For this reason the stakes are higher when we think of how the stories we hear and tell portray these aspects of life. And the stories of our age portray them all subversively. Think of Tangled, where the unique and troublesome circumstances of Rapunzel's life serve to justify her rebellion against her mother. Recall how in The Beauty and the Beast the monster turns out to be the hero and upstanding citizens serve as villains. Ponder the endless series of sympathetic villain stories, like Cruella, Maleficient, Wicked, and innumerable others both past, present, and soon to come. Take the countless TV shows where, as mentioned before, the "good guys" will not infrequently break committments, lie, rebel against authority or custom, or kill people without due process because of extenuating circumstances.
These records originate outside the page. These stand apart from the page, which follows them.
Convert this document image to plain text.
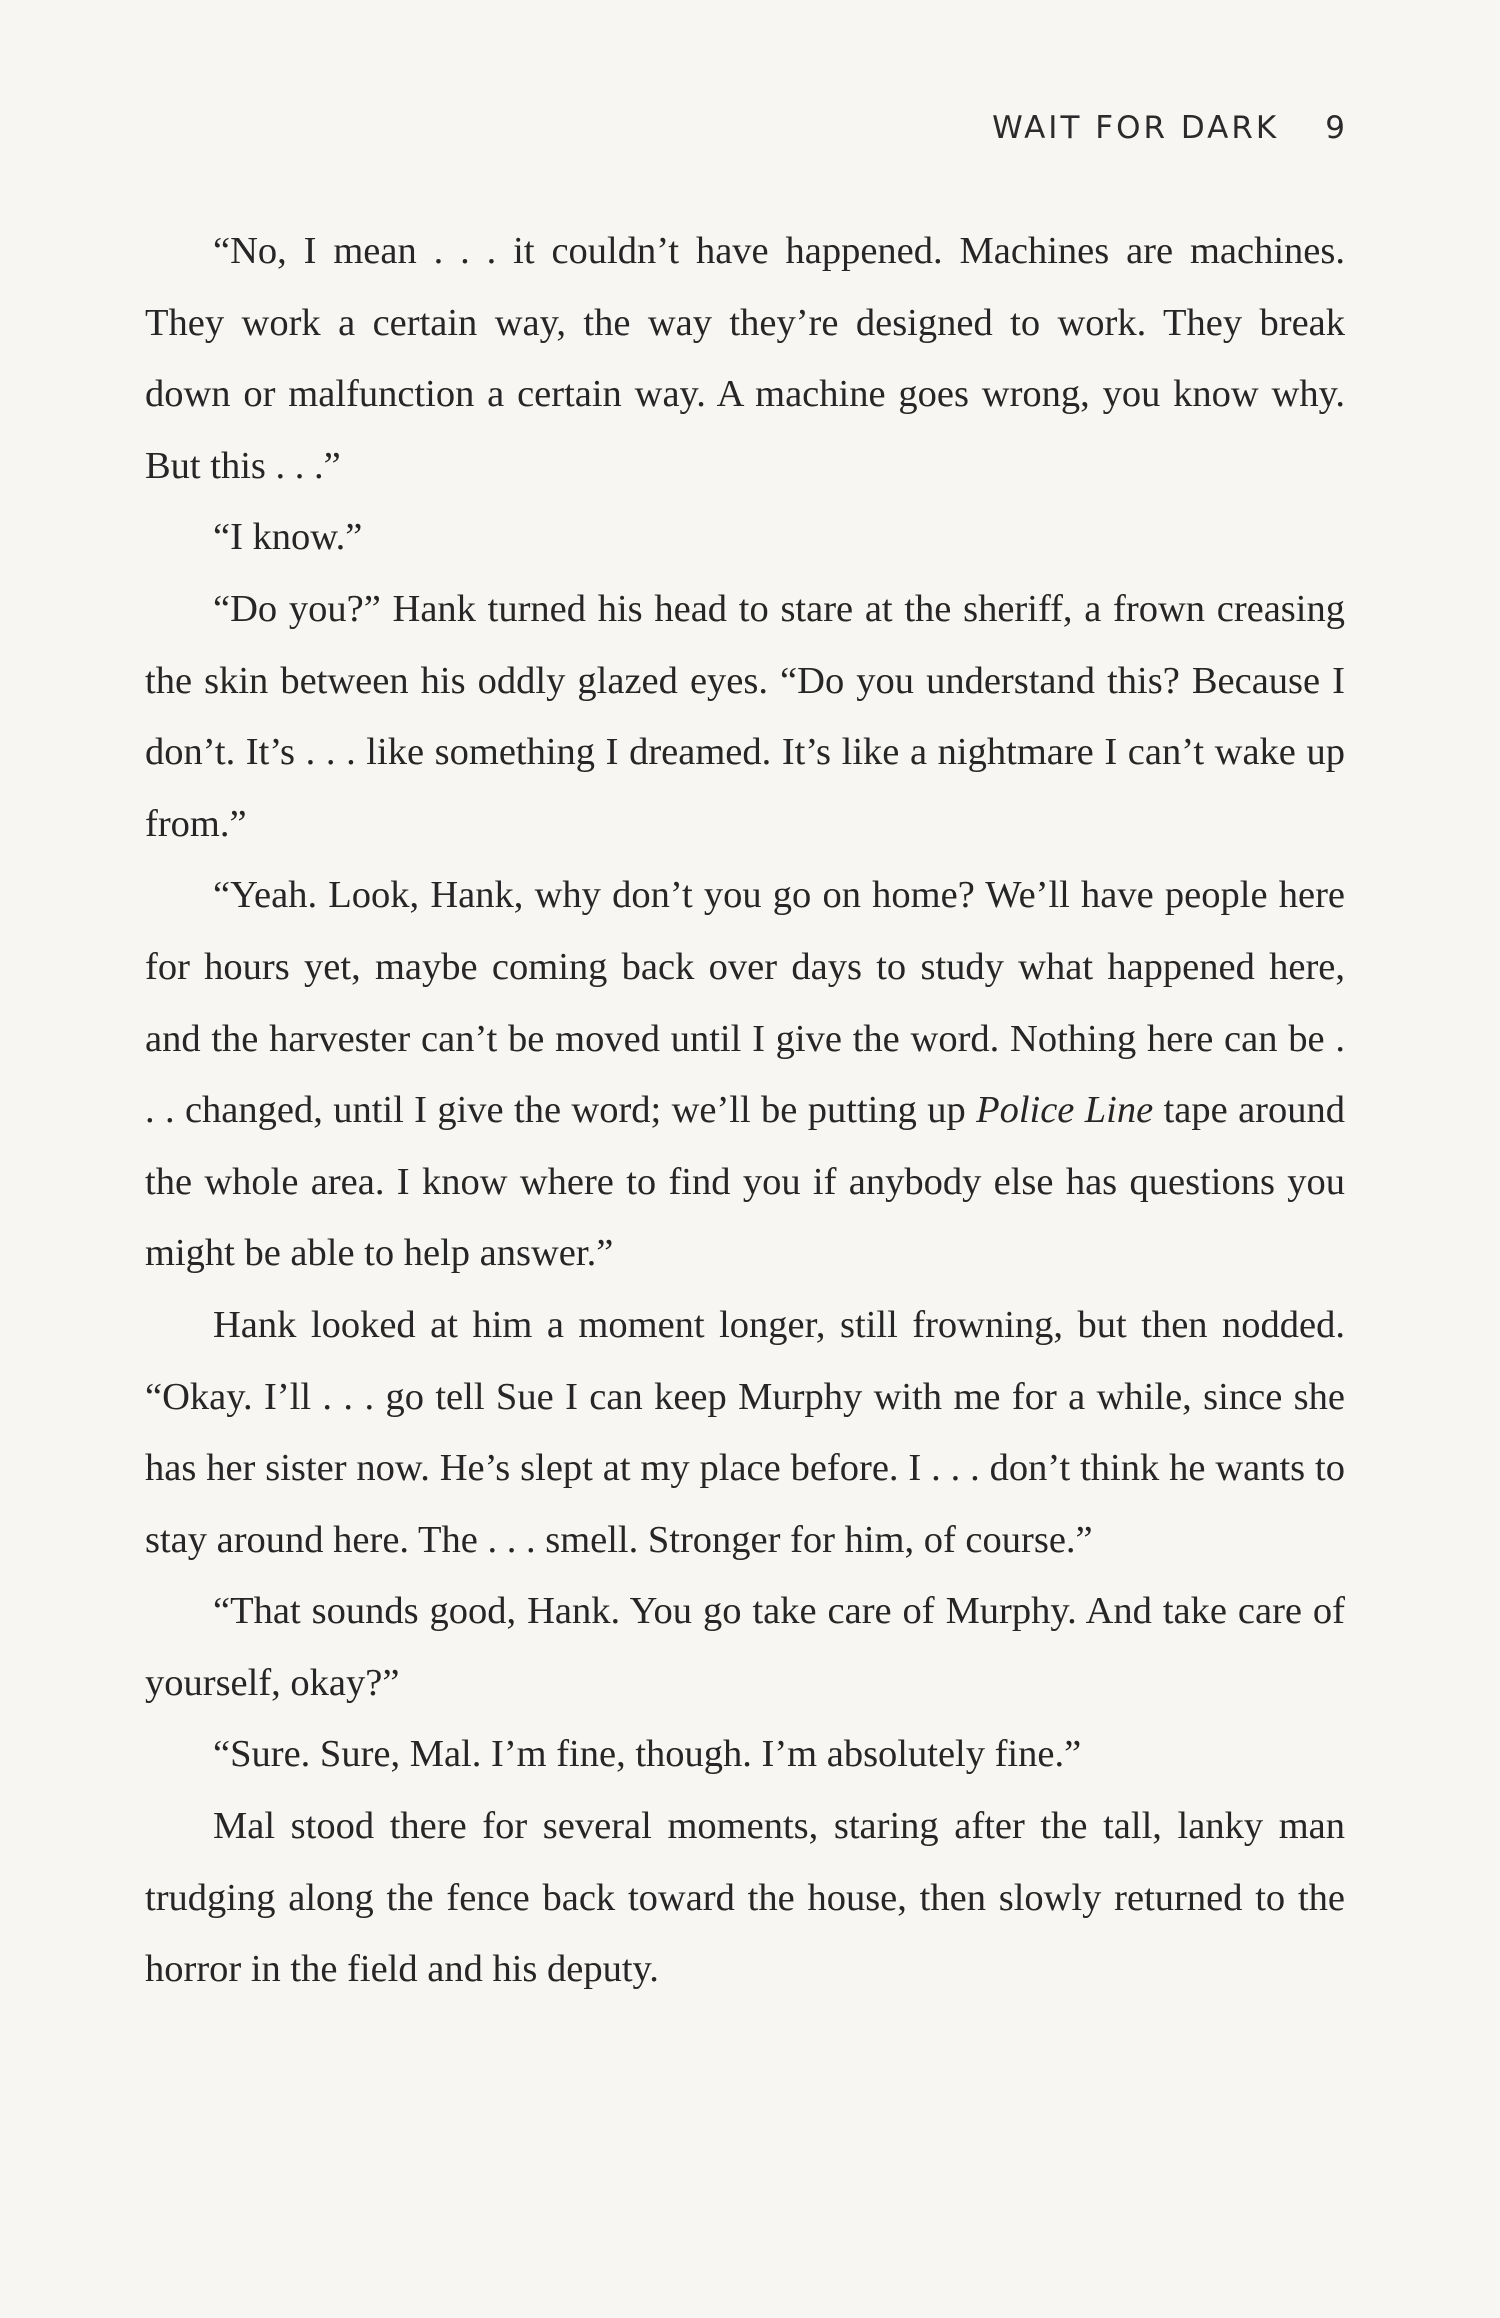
WAIT FOR DARK 9

“No, I mean . . . it couldn’t have happened. Machines are machines. They work a certain way, the way they’re designed to work. They break down or malfunction a certain way. A machine goes wrong, you know why. But this . . .”

“I know.”

“Do you?” Hank turned his head to stare at the sheriff, a frown creasing the skin between his oddly glazed eyes. “Do you understand this? Because I don’t. It’s . . . like something I dreamed. It’s like a nightmare I can’t wake up from.”

“Yeah. Look, Hank, why don’t you go on home? We’ll have people here for hours yet, maybe coming back over days to study what happened here, and the harvester can’t be moved until I give the word. Nothing here can be . . . changed, until I give the word; we’ll be putting up Police Line tape around the whole area. I know where to find you if anybody else has questions you might be able to help answer.”

Hank looked at him a moment longer, still frowning, but then nodded. “Okay. I’ll . . . go tell Sue I can keep Murphy with me for a while, since she has her sister now. He’s slept at my place before. I . . . don’t think he wants to stay around here. The . . . smell. Stronger for him, of course.”

“That sounds good, Hank. You go take care of Murphy. And take care of yourself, okay?”

“Sure. Sure, Mal. I’m fine, though. I’m absolutely fine.”

Mal stood there for several moments, staring after the tall, lanky man trudging along the fence back toward the house, then slowly returned to the horror in the field and his deputy.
I do not ask you to believe that, within the contexts of these stories, all of these characters were wrong. Nor do I ask you to believe these are bad stories or that Christians should stay away from them. I only ask you to consider the diet. For anyone, but especially for children, to consume a constant stream of the ethically exceptional can hardly help but distort his ideas of how things ought to be. When the imaginative world is full of authorities who must be disobeyed, truths which must be covered up, lives that must be taken, customs and norms must be discarded, and relationships which must be unceremoniously broken, it undermines our ability to see the real world, a place where, ordinarily, authorities must be obeyed, the truth must be told with boldness, lives must be spared, customs and norms must be upheld, and relationships should be preserved with great care.
I do not even offer advice to conclude these reflections. Rather, think of it as commentary: the current norms surrounding storytelling focus on subversion, on the limits and exceptions to the normal order of how we should live. We need to explore these things at times, but they are hardly safe for constant consumption. In the older days, it was not so. The tropes and morals of fairy tales (the old ones, not the Disney revival ones) reinforce the way the world actually is. They train us to the right and just sentiments and values we need to navigate the world God has actually made, rather than the strange situations which emerge usually only in the imaginative and rarely, if ever, under the light of solid daylight. I could quote Lewis here to great effect, I think, but I have no time right this moment to look up the comments I want, so I can only refer you to lookup what Lewis, Tolkien, and even Chesterton said about stories. It's a different vision, and I think a much healthier one.